The Ministry of Electronics and Information Technology (MeitY) on November 5 formally launched the India AI Governance Guidelines, outlining a national framework for ethical and responsible deployment of artificial intelligence.
The document, prepared under the Principal Scientific Adviser (PSA) and the IndiaAI Mission, lays out a phased, multi-stakeholder approach that aims to balance innovation with oversight and aligns with existing legal frameworks rather than introducing new legislation.
“This is a much-awaited report,” IT Secretary S Krishnan said at the launch. “India has consciously chosen not to lead with regulation but to encourage innovation while studying global approaches. Wherever possible, we will rely on existing laws and frameworks rather than rush into new legislation.”
A human-centric, innovation-first stance
Krishnan said the framework reflects the government’s view that technological development must remain centred around citizens and social impact.
“At the heart of it all is human centricity, ensuring AI serves humanity and benefits people’s lives while addressing potential harms,” he said.
The guidelines emphasise human-centric design, fairness, transparency, safety, and proportional accountability as key principles.
The government said the framework has evolved through a “whole-of-government and multi-stakeholder approach” involving extensive consultations with industry, academia, and civil society. Over 2,500 comments were received during the public consultation stage, according to MeitY.
Institutional design and governance mechanisms
The guidelines propose a layered governance structure spanning infrastructure, policy and regulation, accountability, risk mitigation, and capacity building. MeitY said the framework also envisages new institutional mechanisms to coordinate AI oversight and policy coherence. These include an AI Governance Group (AIGG) for cross-ministerial coordination, a Technology & Policy Expert Committee (TPEC) for technical and policy inputs, an AI Safety Institute (AISI) for standard setting and risk assessment, and sectoral regulators for domain-specific implementation.
The ministry said it would adopt a “phased approach” to implementation. In the near term, it will focus on establishing governance bodies, developing a risk classification framework, and setting up awareness and capacity-building initiatives.
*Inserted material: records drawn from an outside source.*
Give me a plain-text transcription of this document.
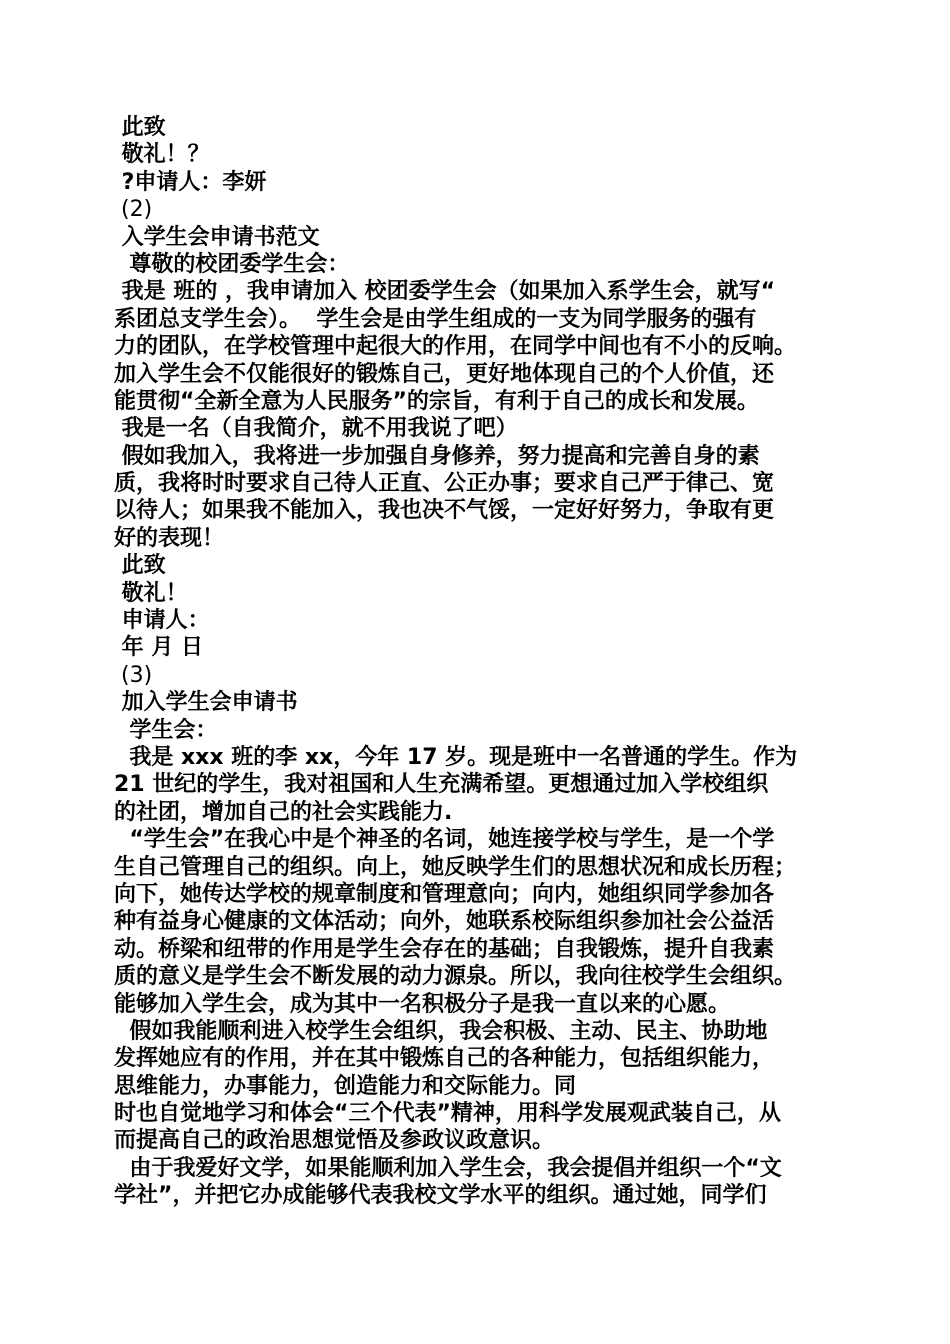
此致

敬礼！？

?申请人：李妍

(2)

入学生会申请书范文

尊敬的校团委学生会：

我是 班的 ，我申请加入 校团委学生会（如果加入系学生会，就写“

系团总支学生会）。  学生会是由学生组成的一支为同学服务的强有

力的团队，在学校管理中起很大的作用，在同学中间也有不小的反响。

加入学生会不仅能很好的锻炼自己，更好地体现自己的个人价值，还

能贯彻“全新全意为人民服务”的宗旨，有利于自己的成长和发展。

我是一名（自我简介，就不用我说了吧）

假如我加入，我将进一步加强自身修养，努力提高和完善自身的素

质，我将时时要求自己待人正直、公正办事；要求自己严于律己、宽

以待人；如果我不能加入，我也决不气馁，一定好好努力，争取有更

好的表现！

此致

敬礼！

申请人：

年 月 日

(3)

加入学生会申请书

学生会：

我是 xxx 班的李 xx，今年 17 岁。现是班中一名普通的学生。作为

21 世纪的学生，我对祖国和人生充满希望。更想通过加入学校组织

的社团，增加自己的社会实践能力.

“学生会”在我心中是个神圣的名词，她连接学校与学生，是一个学

生自己管理自己的组织。向上，她反映学生们的思想状况和成长历程；

向下，她传达学校的规章制度和管理意向；向内，她组织同学参加各

种有益身心健康的文体活动；向外，她联系校际组织参加社会公益活

动。桥梁和纽带的作用是学生会存在的基础；自我锻炼，提升自我素

质的意义是学生会不断发展的动力源泉。所以，我向往校学生会组织。

能够加入学生会，成为其中一名积极分子是我一直以来的心愿。

假如我能顺利进入校学生会组织，我会积极、主动、民主、协助地

发挥她应有的作用，并在其中锻炼自己的各种能力，包括组织能力，

思维能力，办事能力，创造能力和交际能力。同

时也自觉地学习和体会“三个代表”精神，用科学发展观武装自己，从

而提高自己的政治思想觉悟及参政议政意识。

由于我爱好文学，如果能顺利加入学生会，我会提倡并组织一个“文

学社”，并把它办成能够代表我校文学水平的组织。通过她，同学们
Over the medium term, MeitY plans to operationalise an AI Incident Reporting System, launch regulatory sandboxes, and integrate AI governance with India's Digital Public Infrastructure. Longer-term plans include drafting sectoral rules and refining accountability standards as institutional capacity strengthens.
Accountability and risk mitigation
The guidelines call for graded responsibility across the AI value chain, encouraging transparency reports, grievance redressal mechanisms, and compliance-by-design models. They also propose voluntary “red-teaming” and human oversight for high-risk applications, alongside an India-specific risk taxonomy.
While the document introduces clearer institutional ownership of AI safety, it continues to rely on voluntary self-regulation and coordination across existing regulators.
Earlier advisory reports from MeitY had proposed an AI incident database and technical secretariat; the final framework incorporates these ideas but stops short of making disclosure or reporting mandatory.
Linking governance with application
The guidelines are part of the broader IndiaAI Mission, which aims to promote AI adoption across key sectors such as agriculture, healthcare, manufacturing, and natural resources.
“Our focus is primarily on innovation,” Krishnan said. “We will continue to take necessary action to protect citizens while ensuring India harnesses AI for inclusive and sustainable growth.”
The road ahead
The AI Governance Guidelines mark India’s most comprehensive articulation of its AI policy stance to date. However, much of the framework remains principle-driven, and the absence of binding enforcement mechanisms means its effectiveness will depend on how quickly MeitY and other institutions can translate it into operational rules.
By building on existing regulations and avoiding an immediate legislative approach, India has positioned itself between the European Union’s prescriptive AI Act and the United States’ market-led model. Whether this middle path succeeds, experts suggest, will depend on how effectively the proposed institutions — particularly the AI Safety Institute — are able to coordinate oversight, standard-setting, and transparency across sectors.